Kudos to Pyr for bringing a number of fine British novels to US readers. The latest I've seen is John Meaney's To Hold Infinity, the author's first novel, which on its appearance in 1998 was shortlisted for the British Science Fiction Association Award for Best Novel.
All that said, while I found To Hold Infinity interesting -- certainly worth reading -- I thought it more a promising first novel than a book worthy of being shortlisted for the best novel of the year -- any year. There are plenty of neat ideas, and some pretty nice action, and a mostly engaging set of characters. But in addition the plot is a bit too driven by coincidence and convenience. Characters figure things out in unrealistic ways. The love stories are almost perfunctory. The nasty villain is an interesting creation, but his comeuppance is terribly underplayed, quite unsatisfying. There is some fairly pointless technobabble. And the book is a great deal too long.
The story concerns a colony world, Fulgar, partly terraformed, on which a very high tech society has developed. The key to the society is an elite group called Luculenti, people who have been technologically enhanced by the addition of plexcores, artificial brains, in a sense.
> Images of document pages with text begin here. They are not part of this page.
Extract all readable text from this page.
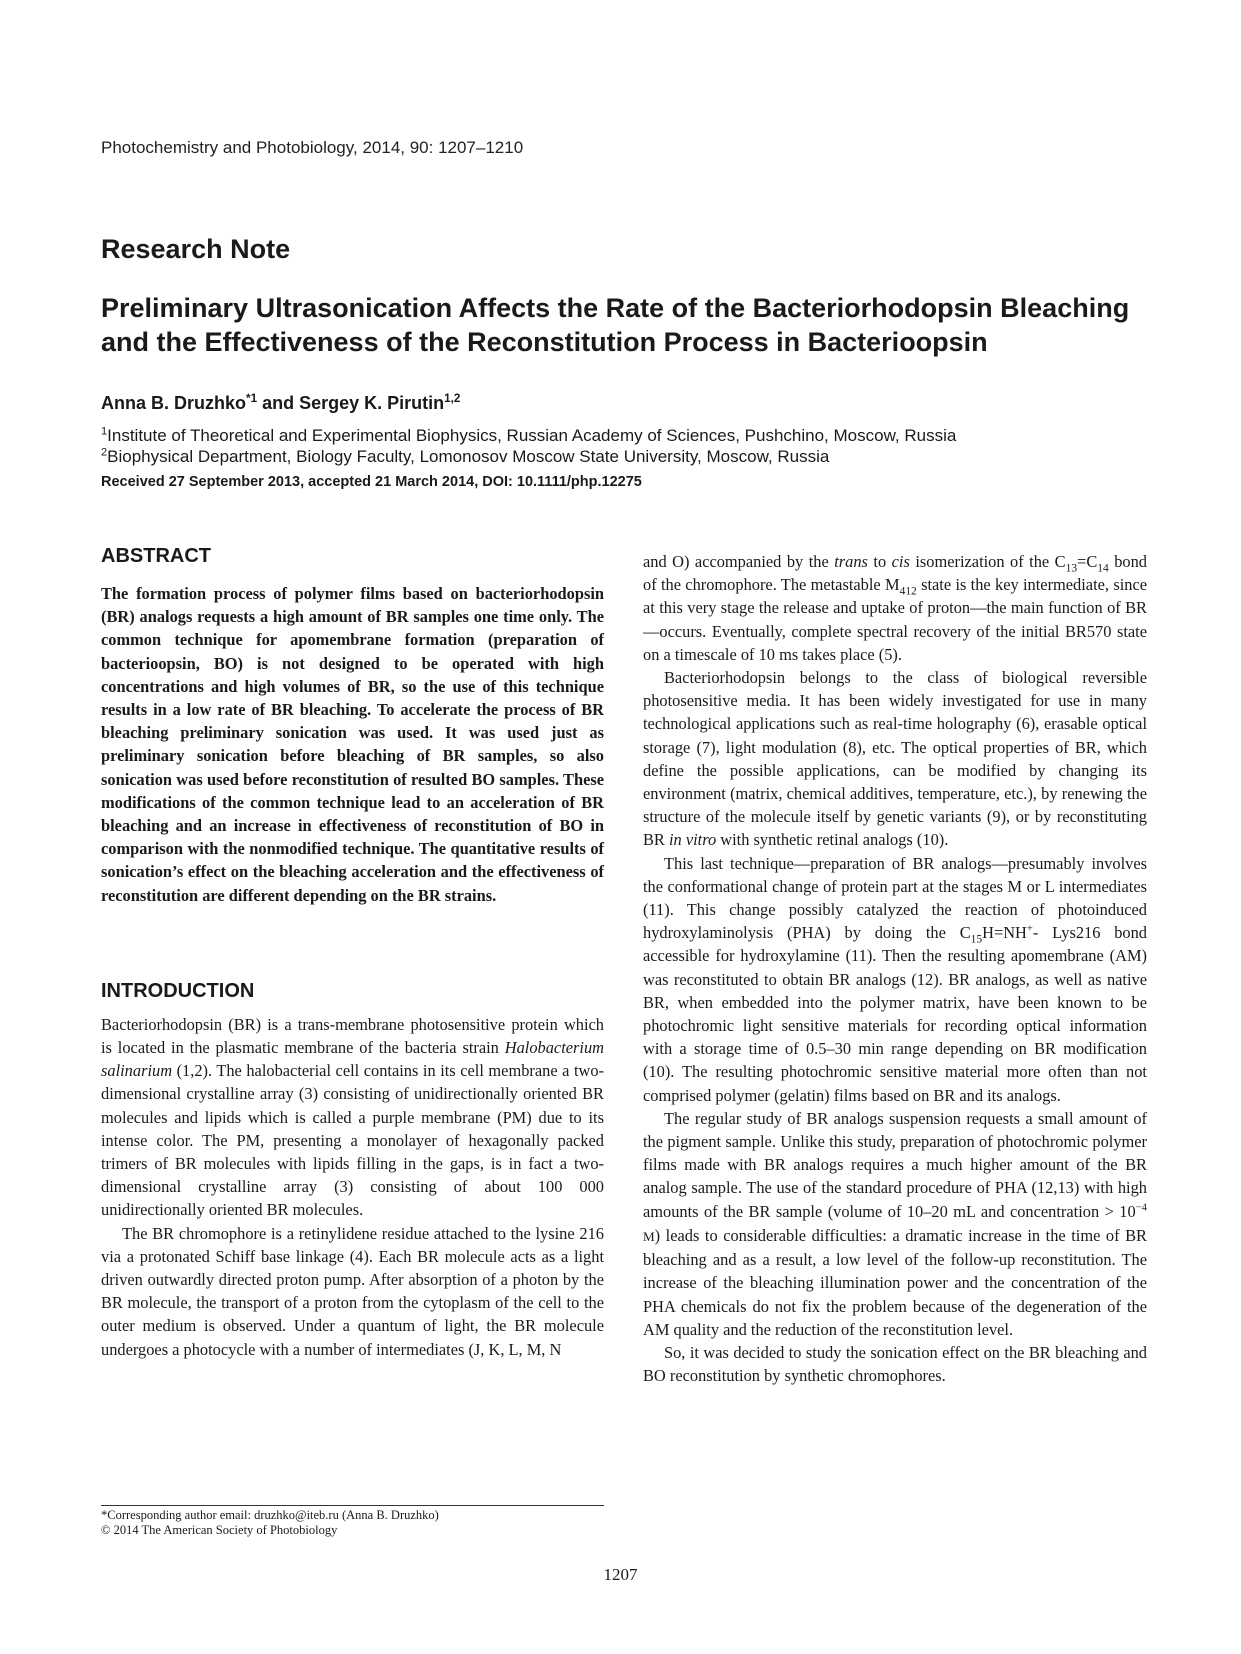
Photochemistry and Photobiology, 2014, 90: 1207–1210
Research Note
Preliminary Ultrasonication Affects the Rate of the Bacteriorhodopsin Bleaching and the Effectiveness of the Reconstitution Process in Bacterioopsin
Anna B. Druzhko$^{*1}$ and Sergey K. Pirutin$^{1,2}$
$^1$Institute of Theoretical and Experimental Biophysics, Russian Academy of Sciences, Pushchino, Moscow, Russia
$^2$Biophysical Department, Biology Faculty, Lomonosov Moscow State University, Moscow, Russia
Received 27 September 2013, accepted 21 March 2014, DOI: 10.1111/php.12275
ABSTRACT

The formation process of polymer films based on bacteriorhodopsin (BR) analogs requests a high amount of BR samples one time only. The common technique for apomembrane formation (preparation of bacterioopsin, BO) is not designed to be operated with high concentrations and high volumes of BR, so the use of this technique results in a low rate of BR bleaching. To accelerate the process of BR bleaching preliminary sonication was used. It was used just as preliminary sonication before bleaching of BR samples, so also sonication was used before reconstitution of resulted BO samples. These modifications of the common technique lead to an acceleration of BR bleaching and an increase in effectiveness of reconstitution of BO in comparison with the nonmodified technique. The quantitative results of sonication’s effect on the bleaching acceleration and the effectiveness of reconstitution are different depending on the BR strains.

INTRODUCTION

Bacteriorhodopsin (BR) is a trans-membrane photosensitive protein which is located in the plasmatic membrane of the bacteria strain Halobacterium salinarium (1,2). The halobacterial cell contains in its cell membrane a two-dimensional crystalline array (3) consisting of unidirectionally oriented BR molecules and lipids which is called a purple membrane (PM) due to its intense color. The PM, presenting a monolayer of hexagonally packed trimers of BR molecules with lipids filling in the gaps, is in fact a two-dimensional crystalline array (3) consisting of about 100 000 unidirectionally oriented BR molecules.

The BR chromophore is a retinylidene residue attached to the lysine 216 via a protonated Schiff base linkage (4). Each BR molecule acts as a light driven outwardly directed proton pump. After absorption of a photon by the BR molecule, the transport of a proton from the cytoplasm of the cell to the outer medium is observed. Under a quantum of light, the BR molecule undergoes a photocycle with a number of intermediates (J, K, L, M, N

and O) accompanied by the trans to cis isomerization of the $C_{13}=C_{14}$ bond of the chromophore. The metastable $M_{412}$ state is the key intermediate, since at this very stage the release and uptake of proton—the main function of BR—occurs. Eventually, complete spectral recovery of the initial BR570 state on a timescale of 10 ms takes place (5).

Bacteriorhodopsin belongs to the class of biological reversible photosensitive media. It has been widely investigated for use in many technological applications such as real-time holography (6), erasable optical storage (7), light modulation (8), etc. The optical properties of BR, which define the possible applications, can be modified by changing its environment (matrix, chemical additives, temperature, etc.), by renewing the structure of the molecule itself by genetic variants (9), or by reconstituting BR in vitro with synthetic retinal analogs (10).

This last technique—preparation of BR analogs—presumably involves the conformational change of protein part at the stages M or L intermediates (11). This change possibly catalyzed the reaction of photoinduced hydroxylaminolysis (PHA) by doing the $C_{15}H=NH^+-$ Lys216 bond accessible for hydroxylamine (11). Then the resulting apomembrane (AM) was reconstituted to obtain BR analogs (12). BR analogs, as well as native BR, when embedded into the polymer matrix, have been known to be photochromic light sensitive materials for recording optical information with a storage time of 0.5–30 min range depending on BR modification (10). The resulting photochromic sensitive material more often than not comprised polymer (gelatin) films based on BR and its analogs.

The regular study of BR analogs suspension requests a small amount of the pigment sample. Unlike this study, preparation of photochromic polymer films made with BR analogs requires a much higher amount of the BR analog sample. The use of the standard procedure of PHA (12,13) with high amounts of the BR sample (volume of 10–20 mL and concentration > $10^{-4}$ M) leads to considerable difficulties: a dramatic increase in the time of BR bleaching and as a result, a low level of the follow-up reconstitution. The increase of the bleaching illumination power and the concentration of the PHA chemicals do not fix the problem because of the degeneration of the AM quality and the reduction of the reconstitution level.

So, it was decided to study the sonication effect on the BR bleaching and BO reconstitution by synthetic chromophores.

*Corresponding author email: druzhko@iteb.ru (Anna B. Druzhko)
© 2014 The American Society of Photobiology
1207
There seems to be some social stratification as a result -- an interesting aspect of this society that is unfortunately underexplored. One of the leading Luculenti is Rafael Garcia de la Vega, but he is a psychopath, who has exploited some new technology to become a sort of mind vampire, capable of sucking the memories and personality of other Luculenti into his own illegally expanded set of plexcores. He concentrates on beautiful and talented women.
Rafael has sponsored an immigrant from Earth, Tetsuo Sunadomari, an expert on the mu-space tech that Rafael uses illegally, for upgrade to Luculentus status. But naïve Tetsuo has stumbled across some explosive information, hinting at corruption within the quasi-police force of Fulgar, the TacCorps. Tetsuo manages to escape to the unterraformed parts of Fulgar, where he falls in with a group devoted, it seems, to preservation of Fulgar in a more natural state.
At the same time Tetsuo's mother, Yoshiko, is coming to Fulgar to visit her son, still mourning her husband's untimely death. She is quickly "adopted," in a sense, by a Luculentus family. Through her eyes we get a view of the fairly interesting Luculentus society. But before long, Rafael intrudes and, somewhat improbably, Yoshiko perceives his villainous nature. And Rafael's latest mind rape is witnessed by Yoshiko, leading to the climax, in which she makes a daring attempt to trap him. All along, Tetsuo and his new friends are working away on what should be quite interesting projects, which come, in the final analysis, to nothing.
So -- there are lots of potentially neat aspects to this book. It certainly shows a writer worth watching. But I can't say that the promise displayed is in quite realized here.